Children housed in an immigrant detention center in Taylor have legal rights to the same educational opportunities afforded students in public schools, attorneys for the Texas Civil Rights Project said Thursday as they urged officials to further expand daily classroom instruction at the center.

In a Jan. 24 letter to Taylor school Superintendent Bruce Scott, Williamson County Judge Dan A. Gattis and the T. Don Hutto Residential Center warden, project attorney Scott Medlock said children held at the center should receive seven hours of daily instruction as required by the Texas Education Code.

"As you know, state and federal law requires undocumented immigrant children be provided with educational opportunities equivalent to programs provided to other children," Medlock's letter states, citing a 1969 U.S. Supreme Court ruling in Plyler v. Doe.

Reached later, Scott said that an Immigration and Customs Enforcement Agency spokeswoman had asked him to let her respond to media inquiries.

The spokeswoman, Nina Pruneda, said the agency was investigating but would have no comment Thursday.

Williamson County spokeswoman Connie Watson said the federal agency, not the county, is responsible for the individuals it detains.

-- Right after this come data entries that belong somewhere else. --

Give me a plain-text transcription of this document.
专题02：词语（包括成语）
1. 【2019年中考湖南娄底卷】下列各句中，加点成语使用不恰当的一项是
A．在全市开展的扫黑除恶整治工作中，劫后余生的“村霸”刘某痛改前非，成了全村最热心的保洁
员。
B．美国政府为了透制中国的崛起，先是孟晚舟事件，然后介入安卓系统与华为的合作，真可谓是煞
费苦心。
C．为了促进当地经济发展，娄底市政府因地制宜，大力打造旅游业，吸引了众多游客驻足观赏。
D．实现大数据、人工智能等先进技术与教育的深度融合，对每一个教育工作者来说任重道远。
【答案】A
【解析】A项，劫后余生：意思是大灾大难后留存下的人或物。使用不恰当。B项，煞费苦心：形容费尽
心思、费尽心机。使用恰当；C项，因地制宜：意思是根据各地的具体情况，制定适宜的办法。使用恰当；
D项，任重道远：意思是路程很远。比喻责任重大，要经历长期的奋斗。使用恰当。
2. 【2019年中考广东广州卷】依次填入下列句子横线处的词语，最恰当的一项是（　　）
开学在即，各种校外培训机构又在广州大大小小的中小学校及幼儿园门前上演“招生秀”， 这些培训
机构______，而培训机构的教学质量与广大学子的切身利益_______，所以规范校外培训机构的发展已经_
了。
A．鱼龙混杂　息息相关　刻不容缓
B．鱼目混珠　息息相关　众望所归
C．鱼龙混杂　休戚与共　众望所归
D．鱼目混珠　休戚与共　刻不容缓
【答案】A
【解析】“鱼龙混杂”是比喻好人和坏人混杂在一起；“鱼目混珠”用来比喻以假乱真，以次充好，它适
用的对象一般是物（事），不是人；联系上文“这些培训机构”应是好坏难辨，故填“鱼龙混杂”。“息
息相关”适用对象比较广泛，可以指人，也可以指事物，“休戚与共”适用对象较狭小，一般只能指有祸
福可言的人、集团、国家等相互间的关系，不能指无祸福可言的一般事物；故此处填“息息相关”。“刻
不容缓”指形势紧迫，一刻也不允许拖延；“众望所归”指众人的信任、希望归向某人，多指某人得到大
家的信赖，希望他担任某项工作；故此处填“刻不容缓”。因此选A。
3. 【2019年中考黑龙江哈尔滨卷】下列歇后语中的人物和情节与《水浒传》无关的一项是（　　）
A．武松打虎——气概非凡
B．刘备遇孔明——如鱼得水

The privately operated, 512-bed Taylor jail began holding immigrant families in May under a contract with Immigration and Customs Enforcement.

It is owned and operated by Corrections Corporation of America. Williamson County receives $1 per day for each inmate there.

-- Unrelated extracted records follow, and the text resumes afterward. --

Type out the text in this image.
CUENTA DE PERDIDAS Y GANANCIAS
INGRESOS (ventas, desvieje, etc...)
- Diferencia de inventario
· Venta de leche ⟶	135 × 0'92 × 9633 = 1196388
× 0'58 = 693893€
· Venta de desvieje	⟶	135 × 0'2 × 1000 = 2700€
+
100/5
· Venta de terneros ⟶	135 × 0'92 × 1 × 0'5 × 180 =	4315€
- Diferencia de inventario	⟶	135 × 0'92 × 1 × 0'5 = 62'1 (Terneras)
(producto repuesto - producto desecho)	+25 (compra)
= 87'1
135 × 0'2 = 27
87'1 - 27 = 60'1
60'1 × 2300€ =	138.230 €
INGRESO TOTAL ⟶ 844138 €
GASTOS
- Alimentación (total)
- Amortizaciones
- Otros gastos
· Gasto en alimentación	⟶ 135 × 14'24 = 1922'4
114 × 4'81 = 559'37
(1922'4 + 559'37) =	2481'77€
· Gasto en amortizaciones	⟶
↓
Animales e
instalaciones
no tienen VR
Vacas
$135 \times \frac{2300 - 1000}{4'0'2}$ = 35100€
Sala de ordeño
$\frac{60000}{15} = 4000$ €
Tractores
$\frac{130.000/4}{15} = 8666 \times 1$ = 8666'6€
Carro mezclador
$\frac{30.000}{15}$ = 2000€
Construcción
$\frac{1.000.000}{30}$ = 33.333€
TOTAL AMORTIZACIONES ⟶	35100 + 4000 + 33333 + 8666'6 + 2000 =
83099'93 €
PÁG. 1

The center is one of two in the country that detains families and children while the government determines whether they should be deported. The great majority of those held are from countries other than Mexico, and most seek asylum.

Texas Civil Rights Project Director James Harrington vowed legal action if school district, jail and county officials do not explain within 10 days how they plan to meet education law requirements.

"If they want to go through with holding children, then they're going to have to assume the responsibility of providing an education," Harrington said.

Pruneda confirmed this week that Immigration and Customs Enforcement recently expanded daily instruction at the center from one hour to four hours.

Medlock said that's not enough. Under the Texas Education Code, he said, school districts are required to provide students within their districts with seven hours of daily instruction 180 days a year. A Texas Education Agency spokeswoman confirmed that districts are obligated to provide educational services to children even if they are incarcerated.

The Texas Youth Commission, the state's juvenile corrections agency, provides full instructional days at its 13 facilities, said Deborah Nance, the commission's superintendent of education.

Nance said a public school district provides education at the agency's Sheffield campus, and the agency does so at its other facilities.

Some Williamson County residents and members of Texans United for Families, a coalition of community, civil rights and immigrant rights groups, have expressed outrage about the detention of families and children, saying it is immoral.

On Thursday night, they held a third candlelight vigil outside the detention center and called on county commissioners to end their lease agreement with Corrections Corporation of America.

The agreement, which expires Wednesday unless renewed, is on the commissioners' Tuesday agenda.